Cette espèce n’est pas encore désignée au Québec. Elle est actuellement inscrite à une liste d’espèces susceptibles d’être désignées menacées ou vulnérables (Gouvernement du Québec, 2006). L’espèce est, en revanche, protégée par la Loi sur la conservation et la mise en valeur de la faune (L.R.Q. chap. C-61.1), qui en interdit l’achat, la vente ou la garde en captivité. Des moyens de protection des salamandres de ruisseaux, y compris le D. ochrophaeus, ont été élaborés dans un cadre de travail portant sur les interventions forestières effectuées dans les forêts publiques. Ces moyens seront bientôt mis en œuvre aux endroits où se trouvent des salamandres. Cette disposition pourrait avoir un effet sur les terres privées dans la mesure où elle aura un effet sur les habitats voisins et l’eau souterraine. En outre, l’article 22 de la Loi sur la qualité de l'environnement (L.R.Q, chapitre Q-2) vise la protection contre la dégradation non réglementée de la qualité de l’environnement. Quiconque s’engage dans des activités de construction ou des activités industrielles qui ont une incidence négative sur une rivière, un lac, un étang, un marais ou une tourbière doit d’abord obtenir un certificat d’autorisation du ministre.

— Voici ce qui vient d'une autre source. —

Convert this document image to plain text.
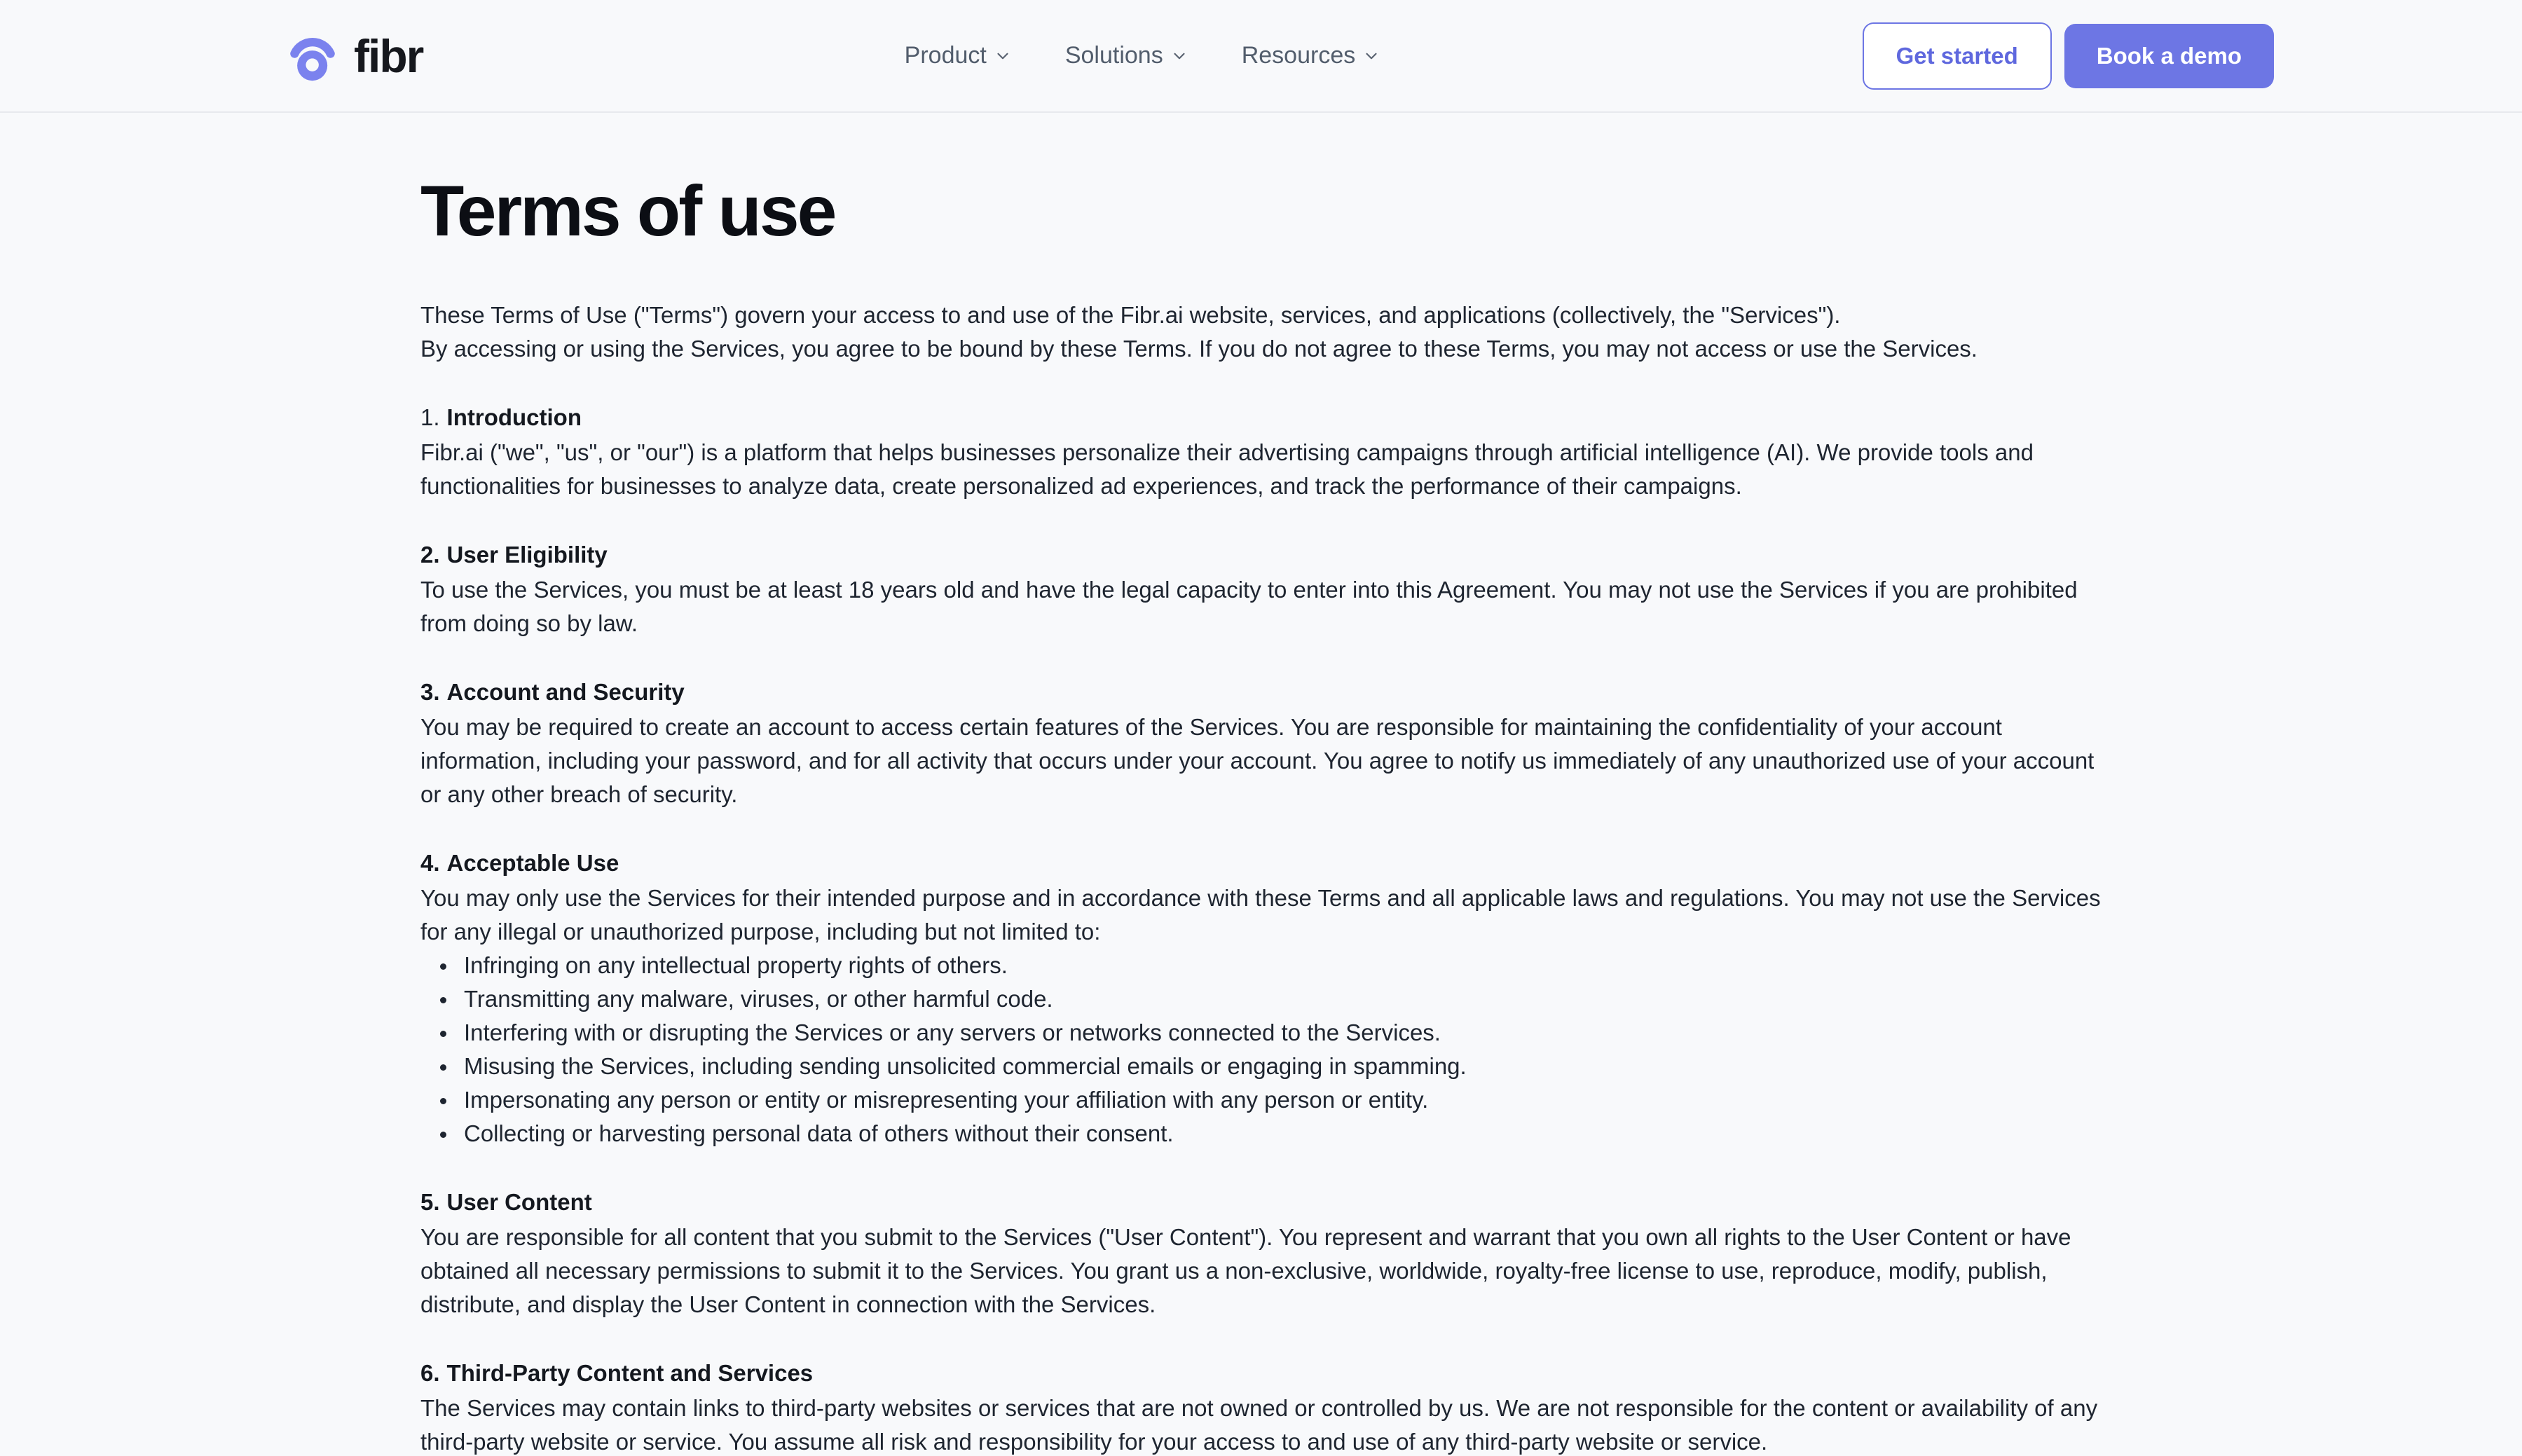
fibr	Product	Solutions	Resources	Get started	Book a demo
Terms of use

These Terms of Use ("Terms") govern your access to and use of the Fibr.ai website, services, and applications (collectively, the "Services").
By accessing or using the Services, you agree to be bound by these Terms. If you do not agree to these Terms, you may not access or use the Services.

1. Introduction

Fibr.ai ("we", "us", or "our") is a platform that helps businesses personalize their advertising campaigns through artificial intelligence (AI). We provide tools and functionalities for businesses to analyze data, create personalized ad experiences, and track the performance of their campaigns.

2. User Eligibility

To use the Services, you must be at least 18 years old and have the legal capacity to enter into this Agreement. You may not use the Services if you are prohibited from doing so by law.

3. Account and Security

You may be required to create an account to access certain features of the Services. You are responsible for maintaining the confidentiality of your account information, including your password, and for all activity that occurs under your account. You agree to notify us immediately of any unauthorized use of your account or any other breach of security.

4. Acceptable Use

You may only use the Services for their intended purpose and in accordance with these Terms and all applicable laws and regulations. You may not use the Services for any illegal or unauthorized purpose, including but not limited to:

Infringing on any intellectual property rights of others.
Transmitting any malware, viruses, or other harmful code.
Interfering with or disrupting the Services or any servers or networks connected to the Services.
Misusing the Services, including sending unsolicited commercial emails or engaging in spamming.
Impersonating any person or entity or misrepresenting your affiliation with any person or entity.
Collecting or harvesting personal data of others without their consent.
5. User Content

You are responsible for all content that you submit to the Services ("User Content"). You represent and warrant that you own all rights to the User Content or have obtained all necessary permissions to submit it to the Services. You grant us a non-exclusive, worldwide, royalty-free license to use, reproduce, modify, publish, distribute, and display the User Content in connection with the Services.

6. Third-Party Content and Services

The Services may contain links to third-party websites or services that are not owned or controlled by us. We are not responsible for the content or availability of any third-party website or service. You assume all risk and responsibility for your access to and use of any third-party website or service.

En Ontario, en raison de la récente découverte de l’espèce dans la province, le D. ochrophaeus n’apparaît pas sur la liste des espèces en péril en Ontario. On étudie actuellement la possibilité de l’y inscrire.

À l’échelon fédéral, la population  des Grands Lacs et du Saint-Laurent de D. ochrophaeus à Covey Hill, au Québec, est protégée en vertu de la Loi sur les espèces en péril (LEP), et est inscrite à l’annexe 1 en tant qu’espèce « menacée ». Auparavant, le D. ochrophaeus était désigné en tant qu’espèce « préoccupante » (1998) par le COSEPAC, désignation fondée sur le rapport de situation préparé par Alvo et Bonin (1998). En 2001, le statut de l’espèce a été réévalué au moyen de critères quantitatifs du COSEPAC. En conséquence, le D. ochrophaeus avait été désigné « menacé » (D2) en raison de son aire de répartition très limitée au Canada, de l’isolement de ses populations et de sa vulnérabilité à la modification de l’habitat.

Aux États‑Unis, l’aire de répartition du Desmognathus ochrophaeus est vaste et continue (Conant et Collins, 1998). L’espèce est classée N5, ce qui signifie que l’espèce est en sécurité à l’échelle du pays.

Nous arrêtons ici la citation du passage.